Commitment


Jonathan Eisen is walking the walk, turning down an endowed lecture opportunity because of their gender imbalance.

Thank you so much for the invitation and the respect it shows to me that I would be considered for this.  However, when I looked into past lectures in this series I saw something that was disappointing.  From the site XXXX where past lectures are listed I see that the ratio of male to female speakers is 14:3.  I note – the XXXX lecture series – also from XXXX – also has a skewed ratio (11:2).  As someone who is working actively on multiple issues relating to gender bias in science, I find this very disappointing.  I realize there are many issues that contribute to who comes to give a talk in a meeting or seminar series or such. But I simply cannot personally contribute to a series which has such an imbalance and I would suggest that you consider whether anything in your process is biased in some way. 

Sincerely, 

Jonathan Eisen

Comments

  1. Rich Woods says

    Seems like a concise and evidenced response.

    The poor bloke’s going to take shit for that, isn’t he?

  2. =8)-DX says

    I’d say: work on it! If all participants in such lecture series, from organisers to participants, took the approach shown here (and in responses in the linked article), we could move forward!

  3. marko says

    More encouraging is the response, which seems genuine, polite and entirely understanding of the issues raised. Bravos all round.

  4. Nick Gotts says

    Vaguely related:

    On Monday, I attended a meeting of Radical Independence* Campaign, on “Women and Independence”. There was a 10-minute talk, small-group discussion, then an open discussion session. Partway through this, a woman pointed out that there were 32 women and 11 men present, but of contributions from the floor, 13 came from women and 10 from men. I’m afraid one of the latter was from me. I thought at the time it was a point worth raising, but in retrospect, I’d have done better to SUAL.
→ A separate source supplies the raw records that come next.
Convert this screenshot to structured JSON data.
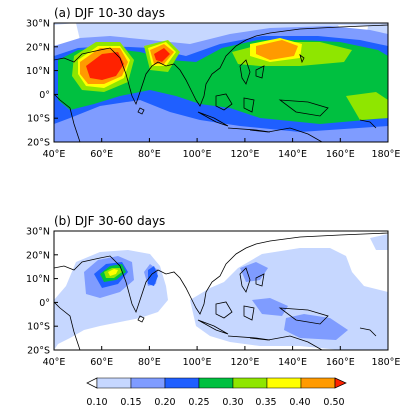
{
  "panels": [
    {
      "title": "(a) DJF 10-30 days",
      "lat_labels": [
        "30°N",
        "20°N",
        "10°N",
        "0°",
        "10°S",
        "20°S"
      ],
      "lon_labels": [
        "40°E",
        "60°E",
        "80°E",
        "100°E",
        "120°E",
        "140°E",
        "160°E",
        "180°E"
      ]
    },
    {
      "title": "(b) DJF 30-60 days",
      "lat_labels": [
        "30°N",
        "20°N",
        "10°N",
        "0°",
        "10°S",
        "20°S"
      ],
      "lon_labels": [
        "40°E",
        "60°E",
        "80°E",
        "100°E",
        "120°E",
        "140°E",
        "160°E",
        "180°E"
      ]
    }
  ],
  "colorbar": {
    "labels": [
      "0.10",
      "0.15",
      "0.20",
      "0.25",
      "0.30",
      "0.35",
      "0.40",
      "0.50"
    ],
    "colors": [
      "#c6d7ff",
      "#7f9cff",
      "#1f5fff",
      "#00c040",
      "#8fe600",
      "#ffff00",
      "#ff9a00",
      "#ff2200"
    ],
    "underflow_color": "#ffffff",
    "overflow_color": "#ff2200"
  },
  "map": {
    "lon_range": [
      40,
      180
    ],
    "lat_range": [
      -20,
      30
    ],
    "background_color": "#ffffff",
    "coast_color": "#000000"
  }
}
    *Campaign for a Yes vote in the Scottish referendum, but for a fairer, greener Scotland, not just a different flag.

  5. ronster666 says

    Shame on you for using the phrase “walking the walk”. “Walking the talk” means doing what you say you are going to do. Walking the walk just means doing what you do, which is what everyone does.

  6. AnAnne says

    Stark contrast from tonight’s Audubon presentation calling on citizen volunteers to do a simple one night survey of a particular declining bird. Voice segues into joke tone….”and I always tell the ladies that this is something you can do in your heels. You don’t have to go wading through the marsh.” Yeah, cause ‘something you can even do with the kids with you’ or ‘something you can do if you cannot commit to a breeding bird survey, cause of work/life/single parent/caregiving/illness’ are way worse options to go with. Is this guy looking for help. I did wildlife as a young idealist, and know how much support these efforts need, due to lack of funding/staff and projects that are too big in scale to sic the techs on.Also ladybrains and their heels-if you like them you cannot bear to take em off, amIright!